Splitit set record 176% quarter-on-quarter and 260% year-on-year growth during the second quarter of 2020, according to the fashion trading journal WWD. Meanwhile, the latest investor report states that Afterpay achieved a record growth of U.S. active users with 219% from 1.9 million in June last year to 5.6 million in the same month this year.
Buy Now Pay Later services give merchants repeat customers. In the past six months, 65% of Buy Now Pay Later users have made at least two purchases according to the Afterpay report. Adding the right payment options make merchants stay relevant in the marketplace and increase revenue. However, there are rules set by Buy Now Pay Later providers prior usage. Failure to comply, or overdue payments, will lead to fines and higher interest. For missed or late payment, Klarna will add $7 in the next scheduled payment while Afterpay charges late fees up to 25% of the order value. Depending on the plan, default on payment agreement can bring down a customer's credit score, said Lauren Anastasio, a certified financial planner from financial company SoFi.
Lauren said Buy Now Pay Later could be the best solution for high-cost purchase as long as customers fully understand the terms from each payment plan. It is crucial for not letting customers become overcommitted – which Buy Now Pay Later providers should avoid. Keeping Up The Pace As many payment providers do, innovation has always been one of the top priorities for Buy Now Pay Later players, especially when it comes to gaining more market acceptance worldwide.
A report on the Buy Now Pay Later industry released by PYMNTS.com showed that age groups interested in Buy Now Pay Later services were dominated by shoppers between the ages of 22 and 44 with a share of 87%. Afterpay reveals that 75% of its customers are aged 17 to 37. One possible reason for this is the less frequent use and ownership of credit cards among younger shoppers. PYMNTS.com reported that 14.41% of Buy Now Pay Later users are not eligible for a credit card. Popular Buy Now Pay Laters also offer more uniqueness and flexibility in payment plans. Afterpay, for instance, offers biweekly repayments without interest over six to eight weeks. Zip Pay gives access to interest-free loan payment plans with no fixed term. Certegy, on the other hand, proposes perpetual credit contracts with terms of two to 60 months. The application and payment plan, however, tend to beg legal inquiries. Many Buy Now Pay Later companies are not classified as credit providers despite they offer similar credit services. Given its unregulated nature, regulators with emerging Buy Now Pay Later markets like in the U.S. and Australia are keeping a close eye to establish appropriate regulatory framework and code of practice. Such scrutiny and diverse market behavior from many domains encourage Buy Now Pay Later businesses to ensure their services stay on the right track.

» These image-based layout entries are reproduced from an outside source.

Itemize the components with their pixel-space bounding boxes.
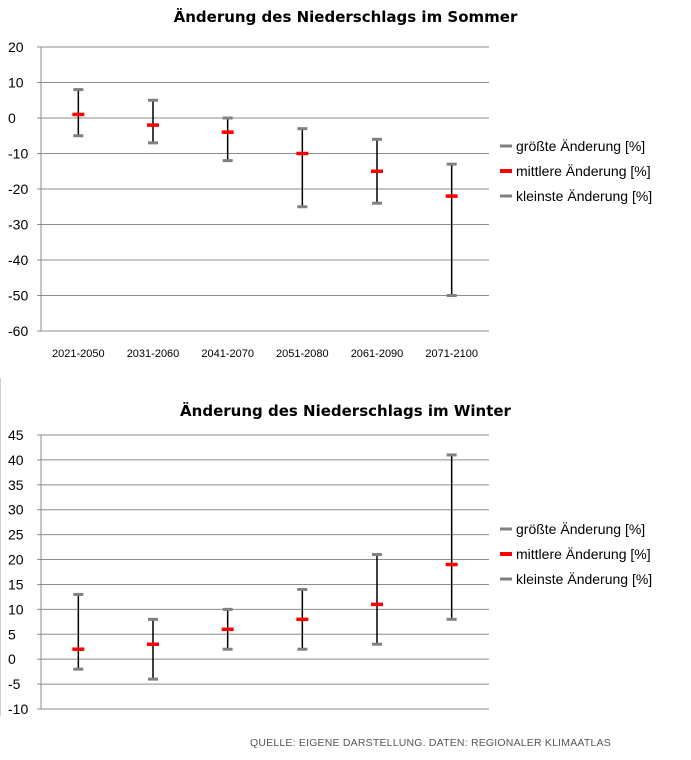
y-tick-label: 20 — [8, 39, 24, 55]
plot-area: 454035302520151050-5-102021-20502031-206… — [8, 427, 652, 717]
x-tick-label: 2021-2050 — [52, 348, 105, 360]
chart-title: Änderung des Niederschlags im Sommer — [173, 8, 518, 26]
plot-area: 20 10 0 -10 -20 -30 -40 -50 -60 2021-2050 2031-206… — [8, 39, 652, 360]
x-tick-label: 2071-2100 — [425, 348, 478, 360]
y-tick-label: 10 — [8, 75, 24, 91]
y-tick-label: -10 — [8, 146, 28, 162]
y-tick-label: -30 — [8, 217, 28, 233]
y-tick-label: 15 — [8, 576, 24, 592]
source-note: QUELLE: EIGENE DARSTELLUNG. DATEN: REGIO… — [250, 737, 611, 749]
y-tick-label: -40 — [8, 252, 28, 268]
y-tick-label: 25 — [8, 527, 24, 543]
legend-label: mittlere Änderung [%] — [516, 163, 651, 179]
legend-label: kleinste Änderung [%] — [516, 188, 652, 204]
y-tick-label: 0 — [8, 110, 16, 126]
y-tick-label: 0 — [8, 651, 16, 667]
x-tick-label: 2051-2080 — [276, 348, 329, 360]
chart-summer: Änderung des Niederschlags im Sommer 20 1… — [0, 0, 691, 370]
y-tick-label: 20 — [8, 552, 24, 568]
y-tick-label: -10 — [8, 701, 28, 717]
y-tick-label: -50 — [8, 288, 28, 304]
y-tick-label: 5 — [8, 626, 16, 642]
y-tick-label: 40 — [8, 452, 24, 468]
y-tick-label: 45 — [8, 427, 24, 443]
y-tick-label: -60 — [8, 323, 28, 339]
y-tick-label: 30 — [8, 502, 24, 518]
y-tick-label: 35 — [8, 477, 24, 493]
x-tick-label: 2061-2090 — [351, 348, 404, 360]
legend-label: größte Änderung [%] — [516, 138, 645, 154]
y-tick-label: 10 — [8, 601, 24, 617]
y-tick-label: -5 — [8, 676, 21, 692]
x-tick-label: 2031-2060 — [127, 348, 180, 360]
legend-label: kleinste Änderung [%] — [516, 571, 652, 587]
y-tick-label: -20 — [8, 181, 28, 197]
legend-label: größte Änderung [%] — [516, 521, 645, 537]
chart-title: Änderung des Niederschlags im Winter — [180, 402, 511, 420]
panel-border — [0, 378, 1, 716]
x-tick-label: 2041-2070 — [201, 348, 254, 360]
legend-label: mittlere Änderung [%] — [516, 546, 651, 562]
chart-winter: Änderung des Niederschlags im Winter 45 4… — [0, 378, 691, 718]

Australia’s second largest Buy Now Pay Later player Zip Co is no exception. To expand its brands on a worldwide scale, Zip Pay is brought to the table different solutions in different territories. Recently, Zip Co has forged a partnership with one-stop payment platform epay to include Zip at all epay point of sale terminals, apps and e-commerce platforms. The joint effort will integrate customers’ access to interest-free payment plan with broader in-store and online retailers. “We’re very much of the opinion that unless you continue to innovate, and unless you continue to deliver real value, customers will jump to new players in the market,” Zip Pay’s chief strategy officer Tommy Mermelshtayn says.